While introduction of appropriate clotting factors may treat continuous or uncontrolled bleeding in affected patients, those who have developed antibodies, or inhibitors, to these factors may become resistant to their beneficial effects. Products like Sevenfact bypass the reaction to Factors VIII and IX in these patients and promotes clotting and controls bleeding.

It is estimated that around 20,000 people in the US live with a form of haemophilia today.

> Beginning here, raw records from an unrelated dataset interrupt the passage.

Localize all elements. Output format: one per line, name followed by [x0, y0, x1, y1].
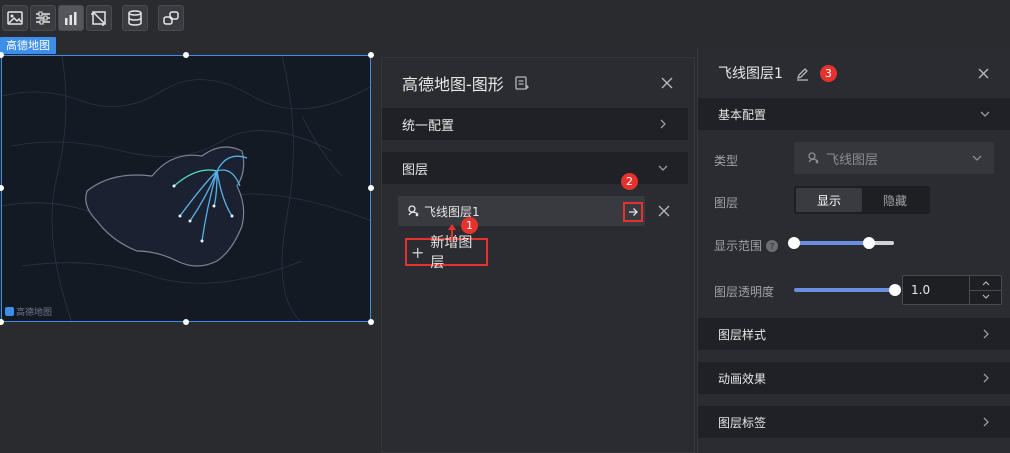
section-basic-config[interactable]: 基本配置: [698, 98, 1010, 130]
annotation-arrow: [448, 224, 456, 242]
section-animation[interactable]: 动画效果: [698, 362, 1010, 394]
map-canvas[interactable]: 高德地图: [1, 55, 371, 322]
opacity-value[interactable]: 1.0: [903, 276, 969, 304]
document-icon[interactable]: [514, 75, 530, 91]
crop-icon[interactable]: [86, 5, 112, 31]
visibility-toggle[interactable]: 显示 隐藏: [794, 186, 930, 214]
widget-tag[interactable]: 高德地图: [0, 37, 56, 54]
plus-icon: +: [411, 242, 425, 262]
step-badge-1: 1: [461, 217, 478, 234]
add-layer-label: 新增图层: [430, 235, 473, 271]
type-label: 类型: [714, 154, 739, 168]
image-icon[interactable]: [2, 5, 28, 31]
section-label: 动画效果: [718, 371, 767, 386]
opacity-number-input[interactable]: 1.0: [902, 275, 1002, 305]
layer-visibility-label: 图层: [714, 196, 739, 210]
edit-icon[interactable]: [795, 66, 810, 81]
database-icon[interactable]: [122, 5, 148, 31]
opacity-label: 图层透明度: [714, 285, 775, 299]
section-unified-config[interactable]: 统一配置: [382, 108, 688, 140]
panel-title: 飞线图层1: [718, 66, 783, 82]
select-value: 飞线图层: [826, 152, 879, 168]
increment-button[interactable]: [970, 276, 1001, 290]
display-range-fill: [794, 241, 869, 245]
chevron-down-icon: [972, 155, 982, 161]
section-layer-style[interactable]: 图层样式: [698, 318, 1010, 350]
resize-handle[interactable]: [183, 319, 189, 325]
section-label: 图层标签: [718, 415, 767, 430]
section-label: 图层样式: [718, 327, 767, 342]
open-layer-button[interactable]: [623, 202, 643, 222]
panel-title: 高德地图-图形: [402, 75, 504, 94]
arrow-right-icon: [629, 208, 638, 216]
resize-handle[interactable]: [368, 185, 374, 191]
svg-text:?: ?: [770, 242, 775, 252]
step-badge-3: 3: [819, 64, 837, 82]
display-range-min-handle[interactable]: [788, 237, 800, 249]
layer-type-select[interactable]: 飞线图层: [794, 142, 994, 174]
step-badge-2: 2: [621, 173, 638, 190]
decrement-button[interactable]: [970, 289, 1001, 305]
graphic-config-panel: 高德地图-图形 统一配置 图层 飞线图层1 + 新增图层 1 2: [381, 57, 695, 453]
chevron-up-icon: [982, 280, 989, 286]
toolbar: [0, 0, 1010, 36]
help-icon[interactable]: ?: [765, 239, 779, 253]
link-icon[interactable]: [158, 5, 184, 31]
close-icon[interactable]: [660, 76, 674, 90]
section-layer-label[interactable]: 图层标签: [698, 406, 1010, 438]
chevron-right-icon: [983, 329, 989, 339]
show-option[interactable]: 显示: [796, 188, 862, 212]
opacity-slider-handle[interactable]: [889, 284, 901, 296]
section-label: 基本配置: [718, 107, 767, 122]
display-range-max-handle[interactable]: [863, 237, 875, 249]
close-icon[interactable]: [977, 67, 990, 80]
chevron-right-icon: [983, 373, 989, 383]
chevron-down-icon: [658, 165, 668, 171]
section-label: 图层: [402, 162, 429, 178]
chevron-right-icon: [983, 417, 989, 427]
map-graphic: [2, 56, 370, 321]
resize-handle[interactable]: [368, 319, 374, 325]
layer-item[interactable]: 飞线图层1: [398, 196, 645, 226]
bar-chart-icon[interactable]: [58, 5, 84, 31]
section-label: 统一配置: [402, 118, 455, 134]
chevron-right-icon: [660, 119, 666, 129]
flyline-icon: [408, 205, 419, 217]
display-range-label: 显示范围: [714, 239, 763, 253]
resize-handle[interactable]: [0, 319, 4, 325]
sliders-icon[interactable]: [30, 5, 56, 31]
flyline-icon: [808, 152, 819, 164]
hide-option[interactable]: 隐藏: [862, 188, 928, 212]
chevron-down-icon: [980, 111, 990, 117]
resize-handle[interactable]: [368, 52, 374, 58]
opacity-slider-track[interactable]: [794, 288, 894, 292]
section-layers[interactable]: 图层: [382, 152, 688, 184]
delete-layer-icon[interactable]: [657, 204, 671, 218]
layer-config-panel: 飞线图层1 3 基本配置 类型 飞线图层 图层 显示 隐藏 显示范围 ? 图层透…: [697, 48, 1010, 453]
chevron-down-icon: [982, 294, 989, 300]
display-range-row: 显示范围 ?: [714, 237, 779, 254]
map-logo: 高德地图: [5, 305, 52, 318]
resize-handle[interactable]: [183, 52, 189, 58]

The recombinant DNA construct was given the go-ahead by the FDA’s Center for Veterinary Medicine. Steven M Solomon, Director at the Center, commented: "Based on a comprehensive analysis of the scientific evidence, the FDA determined that the rDNA construct inserted in the rabbit's genomic DNA is safe for the animal and for the people handling the rabbits, and is effective in causing Human Factor VII (hFVII) protein to be expressed in the rabbits' milk. The FDA has also determined under the National Environmental Policy Act that approval of the application will have no significant impact on the environment."

The approval was based on data drawn from 27 patients with haemophilia A or B with inhibitors, covering treatment of a total of 465 mild or moderate and three severe bleeding episodes.

It was found that around 86% of these mild or moderate cases were deemed to have been successfully treated 12 hours after the initial dose in both the lower 75mcg/kg dose and the higher 225mcg/kg dose. Furthermore, the three severe episodes were also successfully treated with the higher dose.